![they’re so pretty it hurts [DISCONTINUED]](https://fanfictionbook.net/img/nofanfic.jpg)
CHAPTER ONE | MARLENE MCKINNON
“Come on, Marlene! Be serious!” Mary groaned.
“Umm, okay?” Marlene looked slightly confused, “Woof, woof, I’m a big gay baby that’s very much in love with Remus.”
Lily rolled her eyes, “Not that Sirius, Marlene. Look, we don’t care if your gay. That’s okay. That’s more than okay. You can tell us.”
Marlene glanced between Mary and Lily warily before answering, “I. . . am gay.”
“So am I.” Lily said.
“Same here.” Mary shrugged.
There was a moment of silence before Mary grinned, “Wanna throw a party?”
The other two girls whooped and they all began to plan who would come, where and when it would be and who was bringing the drinks. They’d decided that they could invite whoever they wanted and those people could also invite a few others. It would be in the Room of Requirement, that weekend and Amelia Bones would be in charge of drinks because somehow she always brings and makes the best drinks.
And that was how the first day of their sixth year ended. Or at least, how it ended for Mary and Lily.

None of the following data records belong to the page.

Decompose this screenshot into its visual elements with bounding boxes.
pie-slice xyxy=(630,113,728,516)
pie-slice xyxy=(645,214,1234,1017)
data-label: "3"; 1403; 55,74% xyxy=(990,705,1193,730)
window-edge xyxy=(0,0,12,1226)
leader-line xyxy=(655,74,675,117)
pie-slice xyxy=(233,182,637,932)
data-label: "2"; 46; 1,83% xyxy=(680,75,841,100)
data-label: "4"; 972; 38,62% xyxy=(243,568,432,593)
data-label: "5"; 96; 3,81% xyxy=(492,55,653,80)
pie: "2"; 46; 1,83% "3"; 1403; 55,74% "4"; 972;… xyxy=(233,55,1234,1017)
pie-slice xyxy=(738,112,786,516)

Marlene had waited until she could hear the other girls breathing even out and their light snores fill the oddly quiet room. She took a deep breath and gently pulled her curtains back. She made her way over to the bathroom, not stepping on cracks or creaky floorboards. She shut the door with a dull thud and locked it behind her.
She couldn’t cast a Lumos or the girls night wake up from the light. She leant back against the door, sliding down it until she was sat on the cold tiles of the bathroom floor. She looked at the moon, shining bright and full from the window. As she watched it, she sat in the dark and cried. Sobs heaved from her chest. Pale, shaking hands reaching up to cover her mouth and muffle her cries.
She took a deep breath and stood with shaky knees, gripping the edge of the sink for support. Stray hairs from all those times that Marlene forgot to clean up her cut hair decorated the sink. Lily’s rose hand soap sat next to the hot tap. There was a small frog stool next to the sink and a cupboard above it.
Despite Lily’s efforts to tidy it, the cupboard was overflowing with random junk. Deodorant, perfume, pads, tampons, a hair brush, hair ties, Mary’s hair stuff, a potion from two years ago, Marlene’s hair dye, hidden cigarettes, a bottle of firewhiskey, a spare lighter, scissors, a packet of mouldy crisps, a chocolate bar, ribbons. That is what Marlene saw when she opened the cupboard. Lily had put an extension charm on it so there was endless more things piled behind them.
Marlene reached for the scissors, her hands beginning to shake again. Marlene stared at her reflection in the cracked and dusty mirror. She took a deep breath before ripping the glamour away. Her chest shuddered as they fell. The bruise on her cheek had turned a strange green/yellow colour, her black eye had partly faded and the cut on her lip was mostly healed. Marlene lifted a hand to her face and let her fingers graze the bruise. She winced and withdrew her fingers.
She dug through the cupboard again. There was a healing cream somewhere in there. Her hand rummaged around before it grasped onto a cold bottle. There it was. She pulled the jar out, unscrewed the lid and . . . It was empty. She had used up the last of it the year before and had forgotten to restock. Marlene groaned quietly and shoved the jar back in. The scissors were in her hands again.
They travelled up to her hair, grasped the first strand and - snip! She cut away her hair, letting chunks fall into the sink and onto the floor. Snip! Snip! Snip! Choppy bangs and a strange version of a mullet. She cleaned away the fallen hair. Pale hands grasped the frozen sink. Cold eyes stared at a corpse through the mirror.
Marlene pulled back.
Bony fingers hovered over the door knob before she clenched her hand into a fist. Cigarettes. There were cigarettes in the cupboard. And, oh, how she needed them. Stumbling slightly, she twisted and found the cigarettes. With a cold breath, she snapped her fingers and it lit.
And there she was. Marlene McKinnon, who helped her friends and danced and partied and stood up to people was now reduced to a broken girl smoking and staring at the moon. Every full moon, screams echoed from the forest and for some reason, Marlene felt the strong urge to scream with them.
She never did.
Maybe one day but not anytime soon. She stayed in the bathroom, listening to the screams and watching the moon, until the cigarette was reduced to ash and the flickering flame was licking at her fingers. Marlene climbed back into bed and didn’t fall asleep until five in the morning. She knows because she cast a Tempus every five minutes.
What a wonderful way to begin the year.